The training and induction of RCs now includes briefings on global development trends – thus encouraging RCs to think strategically and over the horizon, and to be able to make critical and timely connections to emerging and global opportunities and challenges.
The work of RCs is guided by the UNDG Management and Accountability System, which sets out both their roles and accountabilities and those of UNCT members. The System has been in place for three years. In general, we can say that Resident Co-ordinators and UNCTs are working better together, and more often than not are sharing the burden of co-ordination. For example, UNCT member organizations increasingly:
- recognise the officially defined role of the RC within the job description of their country representatives;
- include UNCT deliverables in the assignments and performance appraisals of their country representatives; and
- report programming results and resources available for joint programmes to their RC.
RCs, in turn, are becoming more involved in the performance appraisals of UNCT staff. To enable the Resident Co-ordinators who are also Resident Representatives to focus more on UNCT-wide issues, particularly in complex environments, UNDP has established 51 Country Director posts.
Core resources are the bedrock of operational activities for development organizations, with non-core resources acting as a vital supplement. Striking an appropriate balance between the two is important for maintaining strategic focus and coherence in our work. In this respect, the UNDG is grateful for the resources a number of member states continue to provide to support the RC system. Your contributions are critical investments in the capacity of the UN development system.

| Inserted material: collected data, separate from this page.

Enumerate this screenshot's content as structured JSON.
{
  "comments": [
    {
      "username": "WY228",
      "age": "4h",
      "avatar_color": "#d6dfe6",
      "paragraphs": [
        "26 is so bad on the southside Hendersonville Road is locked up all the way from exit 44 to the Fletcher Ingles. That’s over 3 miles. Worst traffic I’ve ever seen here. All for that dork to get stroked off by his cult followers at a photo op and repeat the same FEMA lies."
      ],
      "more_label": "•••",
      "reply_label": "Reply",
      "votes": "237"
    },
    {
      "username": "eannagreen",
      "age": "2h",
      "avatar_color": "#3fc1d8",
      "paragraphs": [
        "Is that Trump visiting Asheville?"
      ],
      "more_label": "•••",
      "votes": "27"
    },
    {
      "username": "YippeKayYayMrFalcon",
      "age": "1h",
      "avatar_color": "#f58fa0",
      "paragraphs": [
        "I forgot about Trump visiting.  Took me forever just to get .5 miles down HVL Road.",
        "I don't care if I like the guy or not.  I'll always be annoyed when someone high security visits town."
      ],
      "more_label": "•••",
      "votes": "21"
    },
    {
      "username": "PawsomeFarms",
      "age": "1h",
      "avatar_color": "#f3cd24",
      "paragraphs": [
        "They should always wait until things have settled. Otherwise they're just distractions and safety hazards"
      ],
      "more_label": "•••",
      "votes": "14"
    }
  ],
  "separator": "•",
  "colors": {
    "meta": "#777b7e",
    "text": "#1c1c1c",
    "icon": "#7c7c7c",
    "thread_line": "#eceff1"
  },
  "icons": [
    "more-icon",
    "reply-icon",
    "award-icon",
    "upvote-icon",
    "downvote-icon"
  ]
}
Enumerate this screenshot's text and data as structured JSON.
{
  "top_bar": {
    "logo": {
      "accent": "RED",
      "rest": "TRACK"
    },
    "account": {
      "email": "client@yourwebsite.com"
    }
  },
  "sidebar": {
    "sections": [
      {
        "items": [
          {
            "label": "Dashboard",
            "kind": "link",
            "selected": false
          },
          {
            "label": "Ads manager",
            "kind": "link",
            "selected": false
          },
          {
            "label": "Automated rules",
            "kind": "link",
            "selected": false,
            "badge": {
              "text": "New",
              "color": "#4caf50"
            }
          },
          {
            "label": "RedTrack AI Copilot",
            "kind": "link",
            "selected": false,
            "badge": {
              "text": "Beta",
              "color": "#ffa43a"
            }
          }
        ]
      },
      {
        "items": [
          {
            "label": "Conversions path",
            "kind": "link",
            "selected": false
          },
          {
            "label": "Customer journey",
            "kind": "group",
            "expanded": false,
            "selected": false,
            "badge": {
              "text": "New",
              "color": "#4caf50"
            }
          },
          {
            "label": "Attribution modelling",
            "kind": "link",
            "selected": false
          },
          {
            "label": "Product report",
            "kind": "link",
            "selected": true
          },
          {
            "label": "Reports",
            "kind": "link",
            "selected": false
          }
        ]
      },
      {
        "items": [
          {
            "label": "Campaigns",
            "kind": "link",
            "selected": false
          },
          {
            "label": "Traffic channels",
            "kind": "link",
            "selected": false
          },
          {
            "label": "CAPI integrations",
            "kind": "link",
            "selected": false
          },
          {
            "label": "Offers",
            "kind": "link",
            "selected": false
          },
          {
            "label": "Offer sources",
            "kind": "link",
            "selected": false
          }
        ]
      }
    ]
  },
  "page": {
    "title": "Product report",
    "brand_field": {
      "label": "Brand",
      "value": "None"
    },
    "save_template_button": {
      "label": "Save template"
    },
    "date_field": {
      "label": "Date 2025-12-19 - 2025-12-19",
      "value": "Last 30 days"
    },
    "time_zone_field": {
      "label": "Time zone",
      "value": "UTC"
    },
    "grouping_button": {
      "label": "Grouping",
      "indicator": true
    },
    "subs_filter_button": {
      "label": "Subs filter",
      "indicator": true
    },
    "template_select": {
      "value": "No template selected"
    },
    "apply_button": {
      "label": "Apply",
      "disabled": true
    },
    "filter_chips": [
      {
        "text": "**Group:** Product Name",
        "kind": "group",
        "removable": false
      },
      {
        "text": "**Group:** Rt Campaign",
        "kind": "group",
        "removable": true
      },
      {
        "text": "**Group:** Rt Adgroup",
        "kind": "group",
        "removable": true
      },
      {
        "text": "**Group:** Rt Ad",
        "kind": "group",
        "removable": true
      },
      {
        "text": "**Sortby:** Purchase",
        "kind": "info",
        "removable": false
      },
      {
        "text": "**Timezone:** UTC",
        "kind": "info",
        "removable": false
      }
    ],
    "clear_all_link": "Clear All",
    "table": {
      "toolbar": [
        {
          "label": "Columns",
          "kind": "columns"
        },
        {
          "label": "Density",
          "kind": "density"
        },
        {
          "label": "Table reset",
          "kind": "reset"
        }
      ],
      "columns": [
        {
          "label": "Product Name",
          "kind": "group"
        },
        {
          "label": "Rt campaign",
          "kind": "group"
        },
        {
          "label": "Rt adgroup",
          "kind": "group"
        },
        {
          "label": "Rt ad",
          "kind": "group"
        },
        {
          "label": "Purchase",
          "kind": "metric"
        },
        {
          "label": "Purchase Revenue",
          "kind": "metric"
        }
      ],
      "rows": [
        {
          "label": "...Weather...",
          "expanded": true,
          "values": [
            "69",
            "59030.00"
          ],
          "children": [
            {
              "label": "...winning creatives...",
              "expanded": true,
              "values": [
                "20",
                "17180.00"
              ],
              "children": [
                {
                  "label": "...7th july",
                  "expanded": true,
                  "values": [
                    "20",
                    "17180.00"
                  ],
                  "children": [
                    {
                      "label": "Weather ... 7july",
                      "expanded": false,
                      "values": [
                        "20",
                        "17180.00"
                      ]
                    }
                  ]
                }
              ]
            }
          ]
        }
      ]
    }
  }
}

In its co-ordination role on behalf of the UN development system, UNDP continues to cover the costs for the Resident Co-ordinator posts, many costs of their offices, and a significant portion of what is needed for the Development Operations Coordination Office. In 2010 the cost of that to UNDP was $73 million, and was covered mainly from our core budget. UNDG members also contribute to some costs of co-ordination - helping to fund some country level co-ordination activities and some costs of UNDG work at regional and global levels.
The draft ECOSOC resolution on progress in implementing the TCPR “invitesthe UNDG to review existing funding modalities in support of the RC system, including appropriate burden sharing arrangements...” Should this request remain in the final ECOSOC resolution, we will work together as UNDG agencies to identify and pursue ways to undertake further burden-sharing more systematically.
The objective of the system-wide coherence agenda has been to maximize the UN’s ability to deliver results. The measurement and communication of results is also critical. A UNDG-HLCM study has been commissioned to identify common UN results reporting principles, in order to improve the way we communicate the UN’s contribution to national development achievements. To explore these and other ideas, a briefing on results reporting is being planned for a joint meeting of Executive Boards later this year.
The current resource-constrained environment could lead to an unfortunate focus on short term development results. Yet it is critical that the UN development system stays focused on the big picture, and on development results which can be sustained over time. The UN is uniquely placed to help strengthen the national institutions and systems which build national resilience and sustain development progress.
For the UN development system to maximize its potential, effective, empowered, and visionary leadership is needed at all levels. We look forward to the continuing support of Member States for our efforts to ensure that such leadership is supported.